While national banks bear the brunt of creating risk assessment frameworks, complying with the BSA, properly managing customer relationships to mitigate risk, and the SEC assumes the responsibility of creating frameworks for assessing whether digital assets are securities, it is the issuer that must navigate its relationships with both the national bank and the SEC to ensure stablecoins being held and sold are done so under all applicable laws and regulations thereunder.


1 See OCC Chief Counsel’s Interpretation on National Bank and Federal Savings Association Authority to Hold Stablecoin Reserves, Sept. 21, 2020: “Companies that issue stablecoins often desire to place the funds backing the stablecoin, or reserve funds, with a U.S. bank . . . Several of these issuers promote these reserves—and the fact that they are held by banks—to support the trustworthiness of their stablecoin.”

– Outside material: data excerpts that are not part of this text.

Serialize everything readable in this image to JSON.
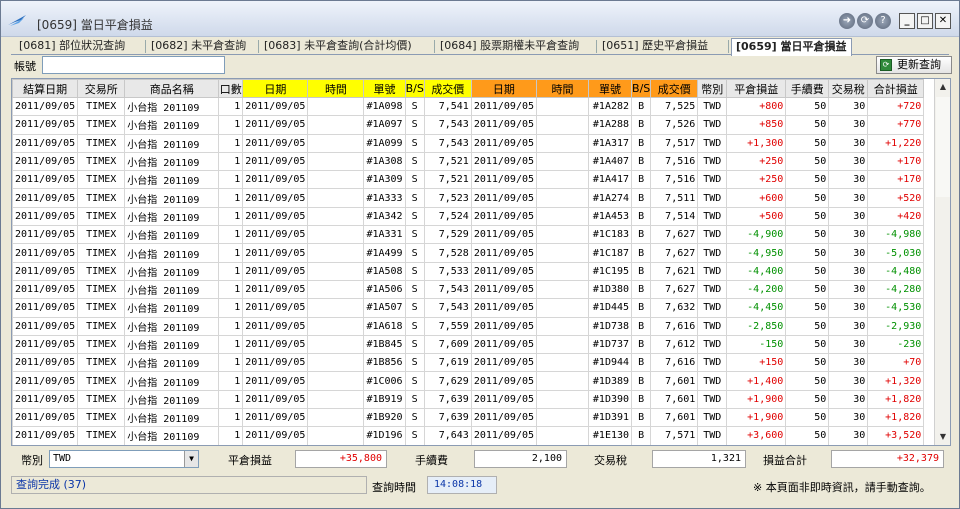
{
  "window": {
    "title": "[0659] 當日平倉損益",
    "logo_icon": "wing-logo-icon",
    "title_buttons": [
      "forward-icon",
      "refresh-circle-icon",
      "help-icon"
    ],
    "window_controls": [
      "minimize-icon",
      "maximize-icon",
      "close-icon"
    ]
  },
  "tabs": [
    {
      "label": "[0681] 部位狀況查詢",
      "active": false
    },
    {
      "label": "[0682] 未平倉查詢",
      "active": false
    },
    {
      "label": "[0683] 未平倉查詢(合計均價)",
      "active": false
    },
    {
      "label": "[0684] 股票期權未平倉查詢",
      "active": false
    },
    {
      "label": "[0651] 歷史平倉損益",
      "active": false
    },
    {
      "label": "[0659] 當日平倉損益",
      "active": true
    }
  ],
  "toolbar": {
    "account_label": "帳號",
    "account_value": "",
    "refresh_label": "更新查詢"
  },
  "grid": {
    "columns": [
      "結算日期",
      "交易所",
      "商品名稱",
      "口數",
      "日期",
      "時間",
      "單號",
      "B/S",
      "成交價",
      "日期",
      "時間",
      "單號",
      "B/S",
      "成交價",
      "幣別",
      "平倉損益",
      "手續費",
      "交易稅",
      "合計損益"
    ],
    "header_colors": {
      "open_leg": "#ffff00",
      "close_leg": "#ff9a1a"
    },
    "rows": [
      [
        "2011/09/05",
        "TIMEX",
        "小台指 201109",
        "1",
        "2011/09/05",
        "",
        "#1A098",
        "S",
        "7,541",
        "2011/09/05",
        "",
        "#1A282",
        "B",
        "7,525",
        "TWD",
        "+800",
        "50",
        "30",
        "+720"
      ],
      [
        "2011/09/05",
        "TIMEX",
        "小台指 201109",
        "1",
        "2011/09/05",
        "",
        "#1A097",
        "S",
        "7,543",
        "2011/09/05",
        "",
        "#1A288",
        "B",
        "7,526",
        "TWD",
        "+850",
        "50",
        "30",
        "+770"
      ],
      [
        "2011/09/05",
        "TIMEX",
        "小台指 201109",
        "1",
        "2011/09/05",
        "",
        "#1A099",
        "S",
        "7,543",
        "2011/09/05",
        "",
        "#1A317",
        "B",
        "7,517",
        "TWD",
        "+1,300",
        "50",
        "30",
        "+1,220"
      ],
      [
        "2011/09/05",
        "TIMEX",
        "小台指 201109",
        "1",
        "2011/09/05",
        "",
        "#1A308",
        "S",
        "7,521",
        "2011/09/05",
        "",
        "#1A407",
        "B",
        "7,516",
        "TWD",
        "+250",
        "50",
        "30",
        "+170"
      ],
      [
        "2011/09/05",
        "TIMEX",
        "小台指 201109",
        "1",
        "2011/09/05",
        "",
        "#1A309",
        "S",
        "7,521",
        "2011/09/05",
        "",
        "#1A417",
        "B",
        "7,516",
        "TWD",
        "+250",
        "50",
        "30",
        "+170"
      ],
      [
        "2011/09/05",
        "TIMEX",
        "小台指 201109",
        "1",
        "2011/09/05",
        "",
        "#1A333",
        "S",
        "7,523",
        "2011/09/05",
        "",
        "#1A274",
        "B",
        "7,511",
        "TWD",
        "+600",
        "50",
        "30",
        "+520"
      ],
      [
        "2011/09/05",
        "TIMEX",
        "小台指 201109",
        "1",
        "2011/09/05",
        "",
        "#1A342",
        "S",
        "7,524",
        "2011/09/05",
        "",
        "#1A453",
        "B",
        "7,514",
        "TWD",
        "+500",
        "50",
        "30",
        "+420"
      ],
      [
        "2011/09/05",
        "TIMEX",
        "小台指 201109",
        "1",
        "2011/09/05",
        "",
        "#1A331",
        "S",
        "7,529",
        "2011/09/05",
        "",
        "#1C183",
        "B",
        "7,627",
        "TWD",
        "-4,900",
        "50",
        "30",
        "-4,980"
      ],
      [
        "2011/09/05",
        "TIMEX",
        "小台指 201109",
        "1",
        "2011/09/05",
        "",
        "#1A499",
        "S",
        "7,528",
        "2011/09/05",
        "",
        "#1C187",
        "B",
        "7,627",
        "TWD",
        "-4,950",
        "50",
        "30",
        "-5,030"
      ],
      [
        "2011/09/05",
        "TIMEX",
        "小台指 201109",
        "1",
        "2011/09/05",
        "",
        "#1A508",
        "S",
        "7,533",
        "2011/09/05",
        "",
        "#1C195",
        "B",
        "7,621",
        "TWD",
        "-4,400",
        "50",
        "30",
        "-4,480"
      ],
      [
        "2011/09/05",
        "TIMEX",
        "小台指 201109",
        "1",
        "2011/09/05",
        "",
        "#1A506",
        "S",
        "7,543",
        "2011/09/05",
        "",
        "#1D380",
        "B",
        "7,627",
        "TWD",
        "-4,200",
        "50",
        "30",
        "-4,280"
      ],
      [
        "2011/09/05",
        "TIMEX",
        "小台指 201109",
        "1",
        "2011/09/05",
        "",
        "#1A507",
        "S",
        "7,543",
        "2011/09/05",
        "",
        "#1D445",
        "B",
        "7,632",
        "TWD",
        "-4,450",
        "50",
        "30",
        "-4,530"
      ],
      [
        "2011/09/05",
        "TIMEX",
        "小台指 201109",
        "1",
        "2011/09/05",
        "",
        "#1A618",
        "S",
        "7,559",
        "2011/09/05",
        "",
        "#1D738",
        "B",
        "7,616",
        "TWD",
        "-2,850",
        "50",
        "30",
        "-2,930"
      ],
      [
        "2011/09/05",
        "TIMEX",
        "小台指 201109",
        "1",
        "2011/09/05",
        "",
        "#1B845",
        "S",
        "7,609",
        "2011/09/05",
        "",
        "#1D737",
        "B",
        "7,612",
        "TWD",
        "-150",
        "50",
        "30",
        "-230"
      ],
      [
        "2011/09/05",
        "TIMEX",
        "小台指 201109",
        "1",
        "2011/09/05",
        "",
        "#1B856",
        "S",
        "7,619",
        "2011/09/05",
        "",
        "#1D944",
        "B",
        "7,616",
        "TWD",
        "+150",
        "50",
        "30",
        "+70"
      ],
      [
        "2011/09/05",
        "TIMEX",
        "小台指 201109",
        "1",
        "2011/09/05",
        "",
        "#1C006",
        "S",
        "7,629",
        "2011/09/05",
        "",
        "#1D389",
        "B",
        "7,601",
        "TWD",
        "+1,400",
        "50",
        "30",
        "+1,320"
      ],
      [
        "2011/09/05",
        "TIMEX",
        "小台指 201109",
        "1",
        "2011/09/05",
        "",
        "#1B919",
        "S",
        "7,639",
        "2011/09/05",
        "",
        "#1D390",
        "B",
        "7,601",
        "TWD",
        "+1,900",
        "50",
        "30",
        "+1,820"
      ],
      [
        "2011/09/05",
        "TIMEX",
        "小台指 201109",
        "1",
        "2011/09/05",
        "",
        "#1B920",
        "S",
        "7,639",
        "2011/09/05",
        "",
        "#1D391",
        "B",
        "7,601",
        "TWD",
        "+1,900",
        "50",
        "30",
        "+1,820"
      ],
      [
        "2011/09/05",
        "TIMEX",
        "小台指 201109",
        "1",
        "2011/09/05",
        "",
        "#1D196",
        "S",
        "7,643",
        "2011/09/05",
        "",
        "#1E130",
        "B",
        "7,571",
        "TWD",
        "+3,600",
        "50",
        "30",
        "+3,520"
      ]
    ]
  },
  "summary": {
    "currency_label": "幣別",
    "currency_value": "TWD",
    "pnl_label": "平倉損益",
    "pnl_value": "+35,800",
    "fee_label": "手續費",
    "fee_value": "2,100",
    "tax_label": "交易稅",
    "tax_value": "1,321",
    "total_label": "損益合計",
    "total_value": "+32,379"
  },
  "status": {
    "message": "查詢完成 (37)",
    "time_label": "查詢時間",
    "time_value": "14:08:18",
    "note": "※ 本頁面非即時資訊，請手動查詢。"
  },
  "colors": {
    "positive": "#e00000",
    "negative": "#009000",
    "status_text": "#0a35a8"
  }
}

2 The Organization for Economic Co-operation and Development defines “reserved assets” as assets consisting of external assets that are readily available to and controlled by monetary authorities for direct financing of payments imbalances, for indirectly regulating the magnitude of such imbalances through intervention in exchange markets to affect the currency exchange rate and/or for other purposes.

3 Fiat currency is a government-backed currency backed by the government that issued it. Examples of fiat currencies are: the U.S. dollar, the euro, or other major global currencies.

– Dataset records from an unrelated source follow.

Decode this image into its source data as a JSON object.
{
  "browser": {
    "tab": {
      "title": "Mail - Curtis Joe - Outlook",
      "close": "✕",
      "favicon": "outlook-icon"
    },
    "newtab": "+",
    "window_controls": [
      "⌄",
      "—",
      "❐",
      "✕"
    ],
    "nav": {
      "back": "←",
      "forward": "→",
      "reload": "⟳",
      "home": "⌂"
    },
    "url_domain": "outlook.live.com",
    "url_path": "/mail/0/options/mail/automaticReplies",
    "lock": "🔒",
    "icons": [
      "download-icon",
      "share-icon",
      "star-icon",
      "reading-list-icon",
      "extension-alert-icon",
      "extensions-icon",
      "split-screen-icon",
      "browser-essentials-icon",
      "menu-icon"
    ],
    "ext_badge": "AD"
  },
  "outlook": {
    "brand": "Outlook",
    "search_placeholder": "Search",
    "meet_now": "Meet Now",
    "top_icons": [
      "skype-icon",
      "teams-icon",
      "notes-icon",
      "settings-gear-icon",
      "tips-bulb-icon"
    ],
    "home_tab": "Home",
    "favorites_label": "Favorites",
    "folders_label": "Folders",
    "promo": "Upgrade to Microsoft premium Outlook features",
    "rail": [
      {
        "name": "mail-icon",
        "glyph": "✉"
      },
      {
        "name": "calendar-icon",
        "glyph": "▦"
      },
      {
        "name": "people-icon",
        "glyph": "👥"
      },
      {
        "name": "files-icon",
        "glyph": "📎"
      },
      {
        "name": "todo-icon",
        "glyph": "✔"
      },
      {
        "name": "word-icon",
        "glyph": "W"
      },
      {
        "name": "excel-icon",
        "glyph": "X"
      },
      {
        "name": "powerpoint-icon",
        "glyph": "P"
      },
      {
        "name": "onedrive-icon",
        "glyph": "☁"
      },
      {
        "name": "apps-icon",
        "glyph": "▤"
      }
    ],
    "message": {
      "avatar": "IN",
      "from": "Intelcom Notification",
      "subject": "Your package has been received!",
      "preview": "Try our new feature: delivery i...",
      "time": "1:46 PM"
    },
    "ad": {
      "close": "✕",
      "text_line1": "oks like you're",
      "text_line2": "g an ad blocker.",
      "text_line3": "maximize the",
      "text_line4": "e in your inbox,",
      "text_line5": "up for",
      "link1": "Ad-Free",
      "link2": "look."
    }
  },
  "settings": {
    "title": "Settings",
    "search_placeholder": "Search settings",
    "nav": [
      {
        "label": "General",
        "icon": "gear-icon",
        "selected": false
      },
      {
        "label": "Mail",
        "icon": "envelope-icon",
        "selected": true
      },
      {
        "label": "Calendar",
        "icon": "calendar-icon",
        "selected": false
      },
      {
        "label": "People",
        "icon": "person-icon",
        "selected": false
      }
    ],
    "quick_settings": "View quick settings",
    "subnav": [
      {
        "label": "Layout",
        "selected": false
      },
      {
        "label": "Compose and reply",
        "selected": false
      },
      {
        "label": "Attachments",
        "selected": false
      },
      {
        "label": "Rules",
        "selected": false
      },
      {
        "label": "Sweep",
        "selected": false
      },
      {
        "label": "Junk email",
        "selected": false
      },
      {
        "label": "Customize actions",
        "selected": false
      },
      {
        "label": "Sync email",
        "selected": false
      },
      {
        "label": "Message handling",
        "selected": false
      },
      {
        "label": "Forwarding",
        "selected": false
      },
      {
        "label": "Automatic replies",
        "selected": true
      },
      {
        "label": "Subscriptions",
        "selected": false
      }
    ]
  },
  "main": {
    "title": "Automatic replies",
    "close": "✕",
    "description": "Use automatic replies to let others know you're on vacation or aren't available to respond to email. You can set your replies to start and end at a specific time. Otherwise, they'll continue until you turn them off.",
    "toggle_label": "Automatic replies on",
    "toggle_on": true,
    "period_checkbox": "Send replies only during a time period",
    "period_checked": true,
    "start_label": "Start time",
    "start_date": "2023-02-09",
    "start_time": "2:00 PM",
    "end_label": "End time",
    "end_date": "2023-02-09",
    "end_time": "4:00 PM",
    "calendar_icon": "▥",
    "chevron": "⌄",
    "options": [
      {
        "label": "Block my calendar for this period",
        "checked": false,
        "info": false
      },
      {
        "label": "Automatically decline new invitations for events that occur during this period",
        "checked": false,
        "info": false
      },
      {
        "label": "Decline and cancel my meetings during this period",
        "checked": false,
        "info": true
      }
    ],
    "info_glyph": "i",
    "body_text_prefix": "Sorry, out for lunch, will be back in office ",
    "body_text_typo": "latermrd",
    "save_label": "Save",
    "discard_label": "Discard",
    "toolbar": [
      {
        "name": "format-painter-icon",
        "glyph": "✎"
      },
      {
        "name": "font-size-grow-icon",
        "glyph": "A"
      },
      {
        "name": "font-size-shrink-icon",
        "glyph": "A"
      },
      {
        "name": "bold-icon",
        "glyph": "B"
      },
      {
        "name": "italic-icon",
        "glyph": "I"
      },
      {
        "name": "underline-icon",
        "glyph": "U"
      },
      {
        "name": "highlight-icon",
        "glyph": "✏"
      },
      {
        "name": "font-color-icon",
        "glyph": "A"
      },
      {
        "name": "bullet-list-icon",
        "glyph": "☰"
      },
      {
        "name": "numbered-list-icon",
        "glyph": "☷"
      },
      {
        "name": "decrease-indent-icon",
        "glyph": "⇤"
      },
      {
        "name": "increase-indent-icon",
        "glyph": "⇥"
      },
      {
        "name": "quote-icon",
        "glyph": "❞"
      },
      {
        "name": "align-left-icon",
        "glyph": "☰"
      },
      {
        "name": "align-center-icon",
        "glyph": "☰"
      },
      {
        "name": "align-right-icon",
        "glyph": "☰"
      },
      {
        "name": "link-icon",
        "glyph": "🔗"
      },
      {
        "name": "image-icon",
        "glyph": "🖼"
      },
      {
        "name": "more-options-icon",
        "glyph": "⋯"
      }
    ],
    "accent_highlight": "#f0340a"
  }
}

4 See OCC guidance. Generally, fiat-backed stablecoins are redeemable for the underlying fiat currency, where one unit of the stablecoin can be exchanged for one unit of the underlying fiat currency. However, there are other types of stablecoin cryptocurrencies that may be more complex. This guidance only pertains to 1:1 fiat-backed stablecoins.

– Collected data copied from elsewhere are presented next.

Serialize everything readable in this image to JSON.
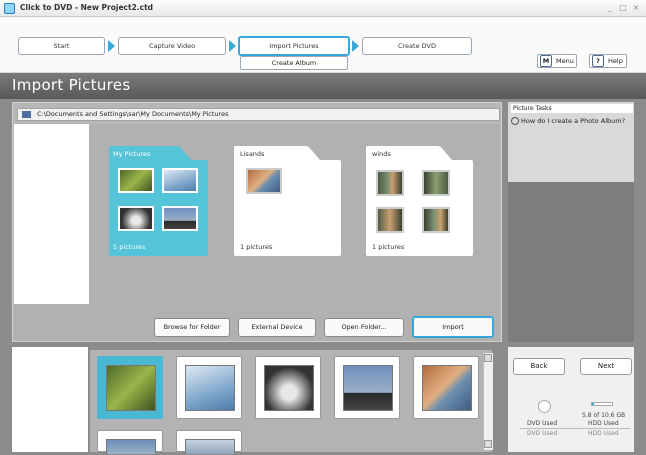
{
  "window": {
    "title": "Click to DVD - New Project2.ctd",
    "controls": [
      "_",
      "□",
      "×"
    ]
  },
  "steps": [
    {
      "label": "Start"
    },
    {
      "label": "Capture Video"
    },
    {
      "label": "Import Pictures"
    },
    {
      "label": "Create DVD"
    }
  ],
  "sub_step": "Create Album",
  "header_buttons": {
    "menu_key": "M",
    "menu_label": "Menu",
    "help_key": "?",
    "help_label": "Help"
  },
  "page_title": "Import Pictures",
  "path": "C:\\Documents and Settings\\sar\\My Documents\\My Pictures",
  "folders": [
    {
      "name": "My Pictures",
      "count": "5 pictures",
      "selected": true
    },
    {
      "name": "Lisands",
      "count": "1 pictures",
      "selected": false
    },
    {
      "name": "winds",
      "count": "1 pictures",
      "selected": false
    }
  ],
  "panel_buttons": {
    "browse": "Browse for Folder",
    "external": "External Device",
    "open": "Open Folder...",
    "import": "Import"
  },
  "tasks": {
    "heading": "Picture Tasks",
    "link": "How do I create a Photo Album?"
  },
  "nav": {
    "back": "Back",
    "next": "Next"
  },
  "capacity": {
    "dvd_label": "DVD Used",
    "hdd_value": "5.8 of 10.6 GB",
    "hdd_label": "HDD Used",
    "dvd_sub": "DVD Used",
    "hdd_sub": "HDD Used"
  },
  "colors": {
    "accent": "#3aa7d6",
    "selected_folder": "#55c4d8",
    "header": "#6a6a6a"
  }
}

5 See IL 1170, at 1. In IL 1170, the OCC reaffirmed its view that banks determine the levels and types of risks that they will assume. Banks that operate in compliance with applicable law, properly manage customer relationships and effectively mitigate risks by implementing controls commensurate with those risks are neither prohibited nor discouraged from providing banking services. As the federal banking agencies have previously stated, banks are encouraged to manage customer relationships and mitigate risks based on customer relationships rather than declining to provide banking services to entire categories of customers. See Joint Statement on Risk-Focused Bank Secrecy Act/Anti-Money Laundering Supervision, at 2 (July 22, 2019).

6 See OCC guidance. “A bank providing services in support of a stablecoin project must comply with all applicable laws and regulations and ensure that it has instituted appropriate controls and conducted sufficient due diligence commensurate with the risk associated with maintaining a relationship with a stablecoin issuer. The due diligence process should facilitate an understanding of the risks of cryptocurrency and include a review for compliance with applicable laws and regulations, including those related to the Bank Secrecy Act (BSA) and anti-money laundering. In this regard, the review should include, but not be limited to, customer due diligence requirements under the BSA, and the customer identification requirements under section 326 of the USA PATRIOT Act.”

7 See SEC statement: “Whether a particular digital asset, including one labeled a stablecoin, is a security under the federal securities laws is inherently a facts and circumstances determination. This determination requires a careful analysis of the nature of the instrument, including the rights it purports to convey, and how it is offered and sold.”